Stupisce che a studiosi di sicura vaglia sfugga totalmente l’evoluzione, o meglio l’involuzione, del capitalismo italiano dell’ultimo trentennio. Che è, per contro, il cuore di tenebra della lunga crisi italiana. Di tenebra, perché completamente occultato nel dibattito pubblico.
Il fatto, di prima grandezza, è che il capitalismo italiano si è ritratto dalla grande dimensione. Si è adattato ad una taglia, sia pure eccellente, media e piccola. E a Brescia lo tocchiamo con mano.
E si sono aperte praterie al capitale straniero, che è difficile prendere per le corna. Quando fiuta l’interesse, prende e se ne va. E a Brescia abbiamo visto anche questo. E dove i capitani coraggiosi si sono cimentati hanno fallito: Alitalia e Autostrade. E ci ritroviamo FCA non più italiana, la siderurgia che rischia di chiudere i battenti, la chimica e la farmaceutica fanalini di coda.
Le ragioni di questa parabola: un deficit di cultura imprenditoriale, una propensione agli investimenti a breve e finanziari, l’assenza dello stato. Quest’ultimo, preso da amnesia, si è scordato delle lezioni della storia. Tutti i grandi balzi dell’economia (dalle ferrovie alle nanotecnologie) sono stati trainati dagli investimenti pubblici. Senza di questi Steve Jobs, per dire, sarebbe ancora nel suo garage. Ecco perché è stucchevole tutta questa polemica sullo statalismo di ritorno che avrebbe ammaliato il governo.

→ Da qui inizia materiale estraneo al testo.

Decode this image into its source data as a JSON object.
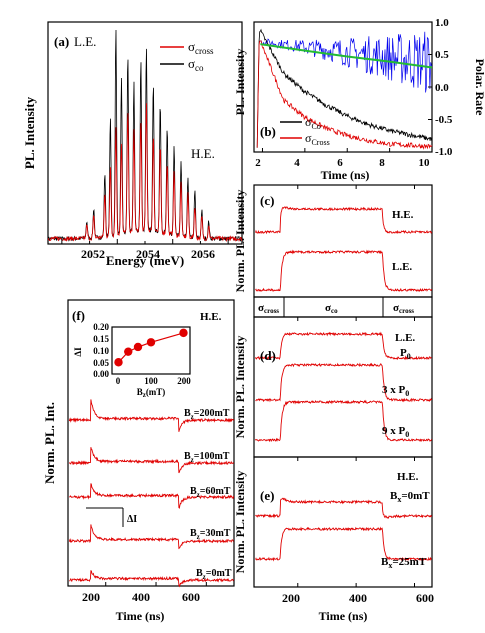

Il declino dell’Italia, paese importatore di materie prime e esportatore di manufatti, può essere fermato dal ritorno della grande dimensione e dalle filiere corte. Che non possono sbocciare, come per incanto, dal mercato, liberato da lacci e lacciuoli, veri e presunti. È lo stato che, con investimenti pubblici e la creazione di una agenzia per la politica industriale, può rendere appetibili investimenti privati pazienti. I capitali ci sono: il patrimonio dei 4 milioni di imprese ammonta a 10 trilioni di euro.
Ma i cultori del pensiero neoliberista continuano a pensare che gli investimenti pubblici scoraggino quelli privati, smentiti dai fatti che certificano il crollo sia degli uni che degli altri.
In questo senso le ricette di Confindustria sono quanto di più obsoleto si possa immaginare.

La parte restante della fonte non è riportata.